Tracking the impact of smog on California kids
Children in southern California may be breathing easier these days compared with the 1990s, thanks to a big reduction in air pollution, a new study suggests.
Researchers found that as air quality improved in five Los Angeles-area communities over two decades, so did children's lung development.
Experts said the findings, published in the March 5 issue of the New England Journal of Medicine, suggest a major public health benefit from cleaner air: Kids' lung function not only matters in the short-term, but is also tied to their risk of developing heart and lung disease later in life.
The results are welcome news, said study leader W. James Gauderman, a professor of preventive medicine at the University of Southern California, Los Angeles.
But, he said, they are not an indicator that the nation's work is done when it comes to air quality.
"There's a cautionary note," Gauderman said. Urban areas are growing, and the economy is picking up, he noted -- which adds up to more traffic in cities, more trucks on the highways, busier seaports and more industrial activity.
"If emissions from those sources remain the same, we could lose some of the gains we've seen in air quality," Gauderman said.
So there's still plenty of room, he added, for "cleaner" cars and fewer emissions from power plants and other industrial sources.
The findings are based on three different groups of children who had their lung function tested repeatedly between the ages of 11 and 15 -- a critical period for lung development.

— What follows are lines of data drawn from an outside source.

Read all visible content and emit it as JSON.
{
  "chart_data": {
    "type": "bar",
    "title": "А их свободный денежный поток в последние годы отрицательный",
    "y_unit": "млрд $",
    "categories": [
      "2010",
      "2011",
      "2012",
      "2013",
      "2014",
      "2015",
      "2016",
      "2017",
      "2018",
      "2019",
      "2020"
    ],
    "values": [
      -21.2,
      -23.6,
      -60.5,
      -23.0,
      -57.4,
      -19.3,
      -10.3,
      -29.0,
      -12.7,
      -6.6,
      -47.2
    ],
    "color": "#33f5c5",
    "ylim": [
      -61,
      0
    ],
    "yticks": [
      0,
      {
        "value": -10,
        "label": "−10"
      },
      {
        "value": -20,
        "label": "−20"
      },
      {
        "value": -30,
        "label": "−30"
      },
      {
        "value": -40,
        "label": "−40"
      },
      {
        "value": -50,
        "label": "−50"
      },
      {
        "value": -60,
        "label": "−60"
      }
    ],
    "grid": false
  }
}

All were from the same five communities near Los Angeles, but were tested at different time periods: 1994-1998, 1997-2001, or 2007-2011.

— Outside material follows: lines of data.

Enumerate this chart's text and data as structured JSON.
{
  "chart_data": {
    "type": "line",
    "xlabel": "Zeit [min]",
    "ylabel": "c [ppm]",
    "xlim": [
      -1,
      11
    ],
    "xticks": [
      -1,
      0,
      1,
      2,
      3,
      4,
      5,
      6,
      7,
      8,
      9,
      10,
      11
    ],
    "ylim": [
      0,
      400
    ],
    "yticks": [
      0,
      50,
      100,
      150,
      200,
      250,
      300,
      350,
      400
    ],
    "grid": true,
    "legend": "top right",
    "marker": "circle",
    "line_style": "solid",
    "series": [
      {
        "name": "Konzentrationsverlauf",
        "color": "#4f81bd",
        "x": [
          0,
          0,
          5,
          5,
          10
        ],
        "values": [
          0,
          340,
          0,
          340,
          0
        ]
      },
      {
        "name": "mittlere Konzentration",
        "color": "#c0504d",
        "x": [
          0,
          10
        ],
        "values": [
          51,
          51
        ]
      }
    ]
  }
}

Gauderman's team found that children in the 21st century group had stronger gains in lung function by age 15, versus kids from the two earlier periods.
The improvements paralleled sharp reductions in local levels of some major air pollutants, including nitrogen dioxide and fine particulate matter -- which dropped by about 40 percent over the study period.
Motor vehicles and industrial sources contribute to both pollutants, Gauderman noted.
How significant were the improvements in kids' lung function over time?
"One of our most important findings," Gauderman said, "was that the percentage of children with abnormally low lung function at age 15 declined from nearly 8 percent, to less than 4 percent in the most recent [group]."
Beyond that, kids' lung development has lifelong implications, according to Douglas Dockery, chair of the environmental health department at the Harvard School of Public Health, in Boston.
"Your lungs grow until your late-teens or early-20s," said Dockery, who co-wrote an editorial published with the study. "What you have when you reach maturity is the best you're going to have."
And there is a link between that early lung development and the risk of developing heart or lung disease decades later, Dockery said.
Gauderman made the same point. "If these improvements [in lung function] carry through to adulthood, we would expect to see a reduction in their lifetime risks of cardiovascular disease and respiratory disease," he said.
A combination of local, state and federal regulations has been credited with driving down pollution in the once smog-veiled Los Angeles "basin." It might sound logical that kids' lung function would improve, but scientific evidence of that has been lacking -- partly because such studies are hard to do, according to Dockery.
He said other studies have found that kids who live in "dirtier cities" tend to have more asthma and worse lung function. But it's difficult to rule out other factors that make communities different from one another.
This study, Dockery said, charted improvements within communities.
"We want to establish public policies that actually work," he said. "The argument for air-quality regulations has been that we expect to see health benefits. What's exciting about this study is, it gives us solid evidence."
And while the study focused on the Los Angeles area, both Dockery and Gauderman said it's reasonable to expect that kids' lung health has benefited in any U.S. community that has made similar improvements in air quality.
Still, Dockery agreed that the positive message should be tempered. "Yes, we should congratulate ourselves on making progress, but we don't want to backslide, either," he said. "And there are certainly people still living in polluted areas. We can't forget that."